Pourtant, à certains égards, même à cette époque, j'étais déjà quelque chose d'autre. J'ai beau avoir grandi dans un pays où l'on passait son temps à battre sa coulpe, j'ai toujours été fier de mon pays, de son histoire, de sa culture. Et puis, je ne saurais dire pourquoi - peut-être était-ce grâce à ces petits livres à la couverture orange que m'achetaient mes parents quand j'étais gosse, dont chacun racontait un épisode de l'histoire de France - mais je voyais bien tout de même que la France de Lionel Jospin n'était pas celle de Louis XIV, et que ce n'était pas seulement parce qu'entretemps on avait inventé l'ordinateur. Il me revient aussi qu'on m'avait offert un petit livre sur l'histoire romaine, écrit pour les enfants, qui m'avait rempli la tête avec les exploits des Brutus, Scipion et autres héros de la République. Déjà en ce temps-là, il me semblait qu'à coté d'eux, nous faisions un peu fin de race. Quand j'étais au collège, dans le cadre d'un voyage scolaire, nous étions allés à Rome. Je me souviens que, tandis que j'étais devant la Curie de Pompée, je pouvais presque voir César s'écrouler devant moi sous les coups de ses assassins. Mais j'étais bien le seul, car pour mes camarades, le forum romain n'était rien de plus qu'un tas de ruines. Ainsi, plus ou moins consciemment, je n'aimais déjà pas beaucoup notre époque.

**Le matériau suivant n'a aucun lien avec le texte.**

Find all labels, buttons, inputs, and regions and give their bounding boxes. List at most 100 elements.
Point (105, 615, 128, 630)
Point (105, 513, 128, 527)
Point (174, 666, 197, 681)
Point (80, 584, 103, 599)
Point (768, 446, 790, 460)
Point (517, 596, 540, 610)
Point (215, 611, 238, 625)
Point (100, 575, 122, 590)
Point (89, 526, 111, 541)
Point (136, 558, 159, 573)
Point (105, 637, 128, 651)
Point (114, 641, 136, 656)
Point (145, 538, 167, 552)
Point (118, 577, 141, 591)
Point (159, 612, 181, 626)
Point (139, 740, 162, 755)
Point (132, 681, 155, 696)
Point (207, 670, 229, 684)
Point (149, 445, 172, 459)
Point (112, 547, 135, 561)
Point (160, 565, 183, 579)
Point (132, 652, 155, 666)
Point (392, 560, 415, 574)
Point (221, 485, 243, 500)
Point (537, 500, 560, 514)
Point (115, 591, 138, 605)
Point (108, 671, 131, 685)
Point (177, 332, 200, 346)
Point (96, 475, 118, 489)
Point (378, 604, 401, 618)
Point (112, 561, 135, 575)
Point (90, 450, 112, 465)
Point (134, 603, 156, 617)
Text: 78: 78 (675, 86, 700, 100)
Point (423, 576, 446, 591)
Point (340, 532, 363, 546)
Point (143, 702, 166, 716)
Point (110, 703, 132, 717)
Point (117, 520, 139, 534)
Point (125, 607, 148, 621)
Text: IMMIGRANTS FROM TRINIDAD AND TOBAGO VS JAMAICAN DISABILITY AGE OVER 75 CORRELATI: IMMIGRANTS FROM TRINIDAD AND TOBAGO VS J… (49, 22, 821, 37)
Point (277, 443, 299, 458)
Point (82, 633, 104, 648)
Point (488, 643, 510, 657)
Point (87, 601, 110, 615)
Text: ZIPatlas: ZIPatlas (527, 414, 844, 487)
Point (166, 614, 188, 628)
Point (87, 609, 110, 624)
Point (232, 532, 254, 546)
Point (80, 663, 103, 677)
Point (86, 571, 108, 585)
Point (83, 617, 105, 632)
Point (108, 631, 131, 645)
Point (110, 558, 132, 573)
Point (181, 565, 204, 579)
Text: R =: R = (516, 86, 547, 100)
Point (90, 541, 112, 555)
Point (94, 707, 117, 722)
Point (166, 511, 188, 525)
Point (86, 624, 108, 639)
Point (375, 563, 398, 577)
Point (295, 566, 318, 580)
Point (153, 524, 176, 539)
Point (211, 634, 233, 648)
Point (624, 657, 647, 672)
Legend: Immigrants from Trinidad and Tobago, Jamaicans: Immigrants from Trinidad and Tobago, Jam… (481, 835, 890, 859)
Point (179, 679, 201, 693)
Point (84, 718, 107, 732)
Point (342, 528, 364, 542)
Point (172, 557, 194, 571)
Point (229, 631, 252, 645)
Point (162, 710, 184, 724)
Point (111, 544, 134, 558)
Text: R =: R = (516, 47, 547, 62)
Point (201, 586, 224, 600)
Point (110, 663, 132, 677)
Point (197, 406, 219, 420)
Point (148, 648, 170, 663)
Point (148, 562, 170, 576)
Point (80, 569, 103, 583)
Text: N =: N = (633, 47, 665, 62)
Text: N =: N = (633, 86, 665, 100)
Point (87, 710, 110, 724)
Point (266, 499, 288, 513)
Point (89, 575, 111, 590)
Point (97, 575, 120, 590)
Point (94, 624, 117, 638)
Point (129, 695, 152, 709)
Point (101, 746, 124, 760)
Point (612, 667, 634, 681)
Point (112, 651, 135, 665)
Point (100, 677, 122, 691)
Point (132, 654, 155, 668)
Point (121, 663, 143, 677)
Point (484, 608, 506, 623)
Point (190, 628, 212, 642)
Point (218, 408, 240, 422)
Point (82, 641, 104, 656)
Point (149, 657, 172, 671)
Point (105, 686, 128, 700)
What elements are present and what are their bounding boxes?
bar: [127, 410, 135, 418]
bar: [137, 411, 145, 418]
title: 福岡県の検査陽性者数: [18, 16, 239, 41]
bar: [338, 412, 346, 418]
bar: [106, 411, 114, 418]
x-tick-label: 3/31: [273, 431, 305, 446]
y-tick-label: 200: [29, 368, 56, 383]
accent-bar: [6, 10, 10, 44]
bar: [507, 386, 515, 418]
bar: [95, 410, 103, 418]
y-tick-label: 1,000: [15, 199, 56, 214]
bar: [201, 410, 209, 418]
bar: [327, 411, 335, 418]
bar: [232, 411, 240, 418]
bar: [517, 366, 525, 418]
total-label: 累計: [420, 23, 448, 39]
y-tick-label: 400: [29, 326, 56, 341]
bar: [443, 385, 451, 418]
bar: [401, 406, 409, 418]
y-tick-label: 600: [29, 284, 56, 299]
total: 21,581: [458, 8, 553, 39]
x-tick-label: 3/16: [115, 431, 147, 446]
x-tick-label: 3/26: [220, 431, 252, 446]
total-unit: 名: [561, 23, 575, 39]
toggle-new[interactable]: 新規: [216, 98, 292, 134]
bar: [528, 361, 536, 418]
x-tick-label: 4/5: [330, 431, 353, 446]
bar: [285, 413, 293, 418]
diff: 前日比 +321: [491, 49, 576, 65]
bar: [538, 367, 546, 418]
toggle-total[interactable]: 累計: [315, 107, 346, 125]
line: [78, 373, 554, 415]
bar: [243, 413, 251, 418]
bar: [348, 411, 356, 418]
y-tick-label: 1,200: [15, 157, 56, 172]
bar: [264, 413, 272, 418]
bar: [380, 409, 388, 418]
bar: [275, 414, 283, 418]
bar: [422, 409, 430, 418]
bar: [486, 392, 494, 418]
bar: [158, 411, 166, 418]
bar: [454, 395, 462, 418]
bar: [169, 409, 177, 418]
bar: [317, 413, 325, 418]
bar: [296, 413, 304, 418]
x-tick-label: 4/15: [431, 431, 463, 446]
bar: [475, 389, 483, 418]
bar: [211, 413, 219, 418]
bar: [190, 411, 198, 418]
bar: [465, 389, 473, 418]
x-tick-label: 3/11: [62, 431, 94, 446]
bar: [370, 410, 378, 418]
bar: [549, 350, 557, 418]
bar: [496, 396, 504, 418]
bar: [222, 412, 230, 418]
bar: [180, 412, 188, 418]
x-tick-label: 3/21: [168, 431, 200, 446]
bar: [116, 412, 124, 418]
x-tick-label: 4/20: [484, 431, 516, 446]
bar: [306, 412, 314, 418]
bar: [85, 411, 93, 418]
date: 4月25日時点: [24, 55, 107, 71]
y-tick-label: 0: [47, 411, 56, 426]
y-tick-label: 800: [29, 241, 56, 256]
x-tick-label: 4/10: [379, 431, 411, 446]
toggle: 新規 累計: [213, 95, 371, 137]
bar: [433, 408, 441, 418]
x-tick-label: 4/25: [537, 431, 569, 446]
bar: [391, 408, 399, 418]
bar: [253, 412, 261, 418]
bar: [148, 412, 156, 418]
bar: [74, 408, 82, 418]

Il serait faux de prétendre que j'ai dessillé tout d'un coup, en vérité ce fut très progressif et je continue sans doute encore aujourd'hui à évoluer. Il y eut cependant quelques moments qui ont accéléré mon évolution et m'ont aidé à ouvrir les yeux. Le plus important fut sans doute l'entre-deux-tours des élections présidentielles de 2002, quand Le Pen surprit tout le monde en se qualifiant pour le second tour. Je me souviens qu'à l'époque - j'étais alors en terminale - j'avais été scandalisé par cette espèce d'hystérie antifasciste, qui se donnait le nom de lutte pour la démocratie, alors qu'il s'agissait en réalité de contester la légitimité du résultat issu des urnes. J'avais alors bruyamment refusé de manifester contre la présence de Le Pen au second tour, m'efforçant d'expliquer à mes camarades qu'il était indécent de protester de la sorte contre un résultat tout ce qu'il y avait de plus démocratique. Mais plus que cela, si cet événement a contribué à mon réveil, c'est parce qu'alors, pour la première fois, je commençais à prendre conscience que nous étions complètement étouffés par une propagande qui ne disait pas son nom.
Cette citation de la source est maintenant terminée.